From the mid-1950’s to the mid-1990’s, the average amount of timber harvested from America’s national forests averaged between 10 and 12 billion board feet annually. During that same timeframe, wildfires consumed only about 3.5 million acres of our national forests. By contrast, since 1996, the average amount of timber harvested annually was between 1.5 and 3.3 billion board feet while the acres consumed by catastrophic wildfires has nearly doubled averaging about 6 million acres per year and surpassing 10 million acres in 2015.
Those who visit the national forests recognize they have become increasingly overgrown from a lack of active management like timber harvests and livestock grazing, contributing to the escalating fire danger. A generation ago, healthy forests had around 60 trees per acre, but now are crowded with more ten times that number per acre. As a result, the United States Forest Service recently identified more than 60 million acres of our national forests at high risk for catastrophic wildfire. That means nearly one-third of the National Forest System is a tinderbox!

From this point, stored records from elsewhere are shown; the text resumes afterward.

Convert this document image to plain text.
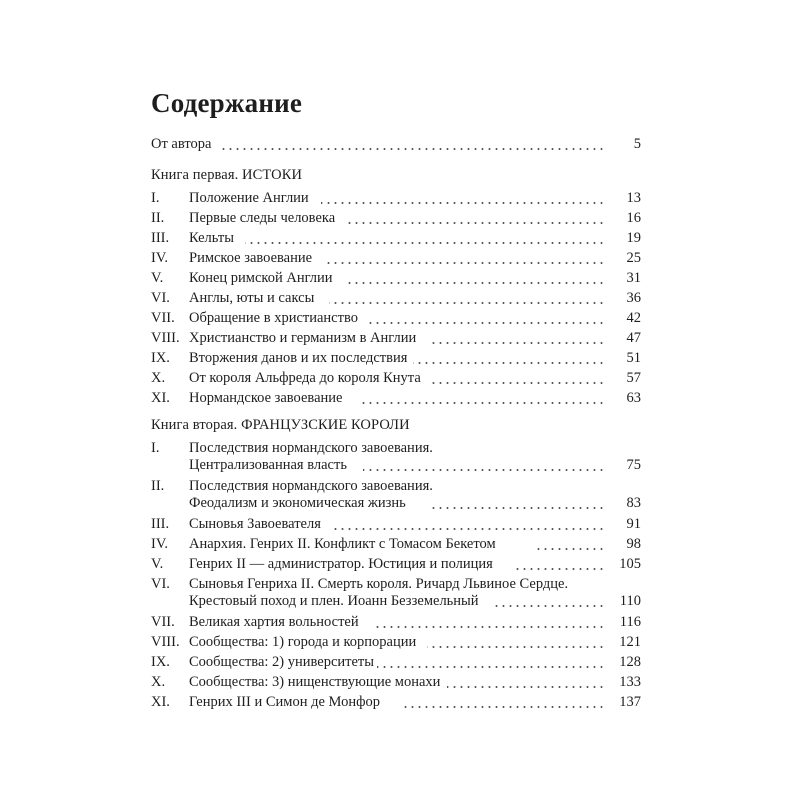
Содержание
От автора	5
Книга первая. ИСТОКИ
I.	Положение Англии	13
II.	Первые следы человека	16
III.	Кельты	19
IV.	Римское завоевание	25
V.	Конец римской Англии	31
VI.	Англы, юты и саксы	36
VII. Обращение в христианство	42
VIII. Христианство и германизм в Англии	47
IX.	Вторжения данов и их последствия	51
X.	От короля Альфреда до короля Кнута	57
XI.	Нормандское завоевание	63
Книга вторая. ФРАНЦУЗСКИЕ КОРОЛИ
I.	Последствия нормандского завоевания.
Централизованная власть	75
II.	Последствия нормандского завоевания.
Феодализм и экономическая жизнь	83
III.	Сыновья Завоевателя	91
IV.	Анархия. Генрих II. Конфликт с Томасом Бекетом	98
V.	Генрих II — администратор. Юстиция и полиция	105
VI.	Сыновья Генриха II. Смерть короля. Ричард Львиное Сердце.
Крестовый поход и плен. Иоанн Безземельный	110
VII. Великая хартия вольностей	116
VIII. Сообщества: 1) города и корпорации	121
IX.	Сообщества: 2) университеты	128
X.	Сообщества: 3) нищенствующие монахи	133
XI.	Генрих III и Симон де Монфор	137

Utah Farm Bureau leaders have urged Forest Service representatives to ramp up local timber harvests. After decades of neglect and with millions of acres of pine beetle decimated forests in Utah and slowed timber harvests, federal land managers are facing a crisis.
Decades of lawsuits and limited timber availability on federal lands have led to many Utah sawmills closing. The high level of uncertainty in dealing with the federal government makes it increasingly difficult for existing sawmills to justify major capital investments to capture the potential of 30 – 35 million board feet coming available in Utah over the next few years.
According to PERC (Property & Environment Research Center), in 2015, some 68,000 fires consumed more than 10 million acres of national forest lands, costing the American taxpayer in excess of two billion dollars.
After the catastrophic fires of 2012, Governor Herbert called on Utah government and industry leaders to reduce the risk of major wildfires. Leaders agreed the goal was to reduce the size, intensity and frequency of wildfires. In time, the Catastrophic Wildfire Reduction Strategy Plan was developed. Issues developed and incorporated into the plan included: aging firefighting resources, coordination, economic and financial constraints, education, marketing and community involvement and fires as a management tool. Since 2012, the Utah Legislature has signed off on $4.5 million to help with mitigation and fuel reduction projects across the state. This money, combined with additional legislation and expanded partnerships with local, county, state, and national partners, has increased Utah’s effectiveness in responding and fighting wildfires.
As of July 1, approximately 305 fires have occurred throughout Utah, burning more than 106,000 acres, the largest of which has been the Brian Head fire. Of the hundreds of wildfires started each year in Utah, only a very small percentage get out of control or reach catastrophic levels. Many of the fires are the result of weather conditions, rugged terrain, and other factors that are beyond our control. Yet, many factors are within our control. Certainly, “firefighting” cows and sheep and timber harvests have repeatedly proven their worth on Utah’s range and forestlands. This approach to minimizing catastrophic wildfires is a win-win, and should be encouraged and increased going forward.